From: Michal Hocko <mhocko@suse.com>
To: David Hildenbrand <david@redhat.com>
Cc: Wei Yang <richard.weiyang@linux.alibaba.com>,
linux-kernel@vger.kernel.org, linux-mm@kvack.org,
Paul Mackerras <paulus@samba.org>,
Rashmica Gupta <rashmica.g@gmail.com>,
linuxppc-dev@lists.ozlabs.org,
Andrew Morton <akpm@linux-foundation.org>,
Mike Rapoport <rppt@kernel.org>,
Oscar Salvador <osalvador@suse.de>
Subject: Re: [PATCH v1 4/4] powernv/memtrace: don't abuse memory hot(un)plug infrastructure for memory allocations
Date: Tue, 3 Nov 2020 10:23:09 +0100 [thread overview]
Message-ID: <20201103092309.GD21990@dhcp22.suse.cz> (raw)
In-Reply-To: <20201029162718.29910-5-david@redhat.com>
On Thu 29-10-20 17:27:18, David Hildenbrand wrote:
> Let's use alloc_contig_pages() for allocating memory and remove the
> linear mapping manually via arch_remove_linear_mapping(). Mark all pages
> PG_offline, such that they will definitely not get touched - e.g.,
> when hibernating. When freeing memory, try to revert what we did.
>
> The original idea was discussed in:
> https://lkml.kernel.org/r/48340e96-7e6b-736f-9e23-d3111b915b6e@redhat.com
>
> This is similar to CONFIG_DEBUG_PAGEALLOC handling on other
> architectures, whereby only single pages are unmapped from the linear
> mapping. Let's mimic what memory hot(un)plug would do with the linear
> mapping.
>
> We now need MEMORY_HOTPLUG and CONTIG_ALLOC as dependencies.
>
> Simple test under QEMU TCG (10GB RAM, single NUMA node):
>
> sh-5.0# mount -t debugfs none /sys/kernel/debug/
> sh-5.0# cat /sys/devices/system/memory/block_size_bytes
> 40000000
> sh-5.0# echo 0x40000000 > /sys/kernel/debug/powerpc/memtrace/enable
> [ 71.052836][ T356] memtrace: Allocated trace memory on node 0 at 0x0000000080000000
> sh-5.0# echo 0x80000000 > /sys/kernel/debug/powerpc/memtrace/enable
> [ 75.424302][ T356] radix-mmu: Mapped 0x0000000080000000-0x00000000c0000000 with 64.0 KiB pages
> [ 75.430549][ T356] memtrace: Freed trace memory back on node 0
> [ 75.604520][ T356] memtrace: Allocated trace memory on node 0 at 0x0000000080000000
> sh-5.0# echo 0x100000000 > /sys/kernel/debug/powerpc/memtrace/enable
> [ 80.418835][ T356] radix-mmu: Mapped 0x0000000080000000-0x0000000100000000 with 64.0 KiB pages
> [ 80.430493][ T356] memtrace: Freed trace memory back on node 0
> [ 80.433882][ T356] memtrace: Failed to allocate trace memory on node 0
> sh-5.0# echo 0x40000000 > /sys/kernel/debug/powerpc/memtrace/enable
> [ 91.920158][ T356] memtrace: Allocated trace memory on node 0 at 0x0000000080000000
>
> Note 1: We currently won't be allocating from ZONE_MOVABLE - because our
> pages are not movable.

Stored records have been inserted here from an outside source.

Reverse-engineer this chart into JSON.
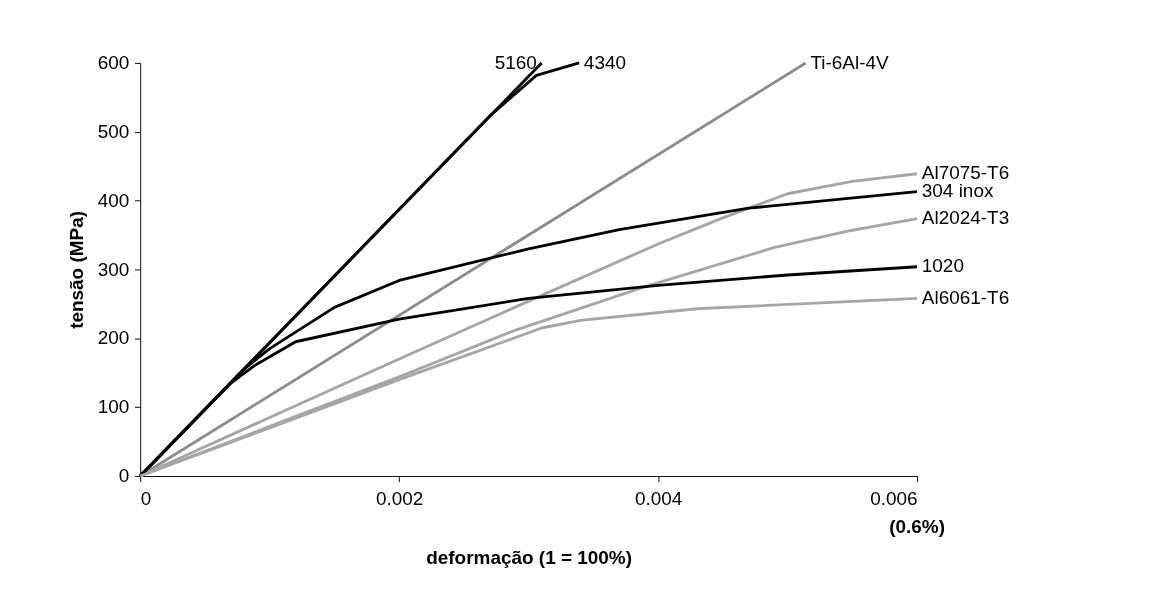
{
  "chart_data": {
    "type": "line",
    "xlabel": "deformação (1 = 100%)",
    "ylabel": "tensão (MPa)",
    "xlim": [
      0,
      0.006
    ],
    "ylim": [
      0,
      600
    ],
    "xticks": [
      0,
      0.002,
      0.004,
      0.006
    ],
    "yticks": [
      0,
      100,
      200,
      300,
      400,
      500,
      600
    ],
    "grid": false,
    "marker": "none",
    "line_style": "solid",
    "annotations": [
      "(0.6%)"
    ],
    "series": [
      {
        "name": "5160",
        "color": "#000000",
        "x": [
          0,
          0.0031
        ],
        "values": [
          0,
          600
        ]
      },
      {
        "name": "4340",
        "color": "#000000",
        "x": [
          0,
          0.0027,
          0.00306,
          0.00339
        ],
        "values": [
          0,
          523,
          582,
          600
        ]
      },
      {
        "name": "Ti-6Al-4V",
        "color": "#8c8c8c",
        "x": [
          0,
          0.00514
        ],
        "values": [
          0,
          600
        ]
      },
      {
        "name": "Al7075-T6",
        "color": "#a6a6a6",
        "x": [
          0,
          0.001,
          0.002,
          0.003,
          0.004,
          0.0045,
          0.005,
          0.0055,
          0.006
        ],
        "values": [
          0,
          85,
          170,
          254,
          337,
          375,
          410,
          428,
          439
        ]
      },
      {
        "name": "304 inox",
        "color": "#000000",
        "x": [
          0,
          0.0008,
          0.001,
          0.0015,
          0.002,
          0.003,
          0.0037,
          0.0047,
          0.006
        ],
        "values": [
          0,
          155,
          185,
          245,
          284,
          330,
          358,
          389,
          413
        ]
      },
      {
        "name": "Al2024-T3",
        "color": "#a6a6a6",
        "x": [
          0,
          0.001,
          0.002,
          0.0029,
          0.0039,
          0.0049,
          0.0055,
          0.006
        ],
        "values": [
          0,
          72,
          144,
          212,
          275,
          332,
          357,
          374
        ]
      },
      {
        "name": "1020",
        "color": "#000000",
        "x": [
          0,
          0.0007,
          0.00088,
          0.0012,
          0.002,
          0.003,
          0.004,
          0.005,
          0.006
        ],
        "values": [
          0,
          135,
          160,
          195,
          228,
          258,
          277,
          292,
          304
        ]
      },
      {
        "name": "Al6061-T6",
        "color": "#a6a6a6",
        "x": [
          0,
          0.001,
          0.002,
          0.0031,
          0.0034,
          0.0043,
          0.006
        ],
        "values": [
          0,
          70,
          140,
          215,
          226,
          243,
          258
        ]
      }
    ]
  }
}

However, as we don't run with any memory
> hot(un)plug mechanism around, we could make an exception to
> increase the chance of allocations succeeding.
>
> Note 2: PG_reserved isn't sufficient. E.g., kernel_page_present() used
> along PG_reserved in hibernation code will always return "true"
> on powerpc, resulting in the pages getting touched. It's too
> generic - e.g., indicates boot allocations.
>
> Note 3: For now, we keep using memory_block_size_bytes() as minimum
> granularity. I'm not able to come up with a better guess (most
> probably, doing it on a section basis could be possible).
>
> Suggested-by: Michal Hocko <mhocko@kernel.org>
> Cc: Michael Ellerman <mpe@ellerman.id.au>
> Cc: Benjamin Herrenschmidt <benh@kernel.crashing.org>
> Cc: Paul Mackerras <paulus@samba.org>
> Cc: Rashmica Gupta <rashmica.g@gmail.com>
> Cc: Andrew Morton <akpm@linux-foundation.org>
> Cc: Mike Rapoport <rppt@kernel.org>
> Cc: Michal Hocko <mhocko@suse.com>
> Cc: Oscar Salvador <osalvador@suse.de>
> Cc: Wei Yang <richard.weiyang@linux.alibaba.com>
> Signed-off-by: David Hildenbrand <david@redhat.com>
Thanks! This looks like a move into the right direction. I cannot really
judge implementation details because I am not familiar with the code.
I have only one tiny concern:
[...]
> -/* called with device_hotplug_lock held */
> -static bool memtrace_offline_pages(u32 nid, u64 start_pfn, u64 nr_pages)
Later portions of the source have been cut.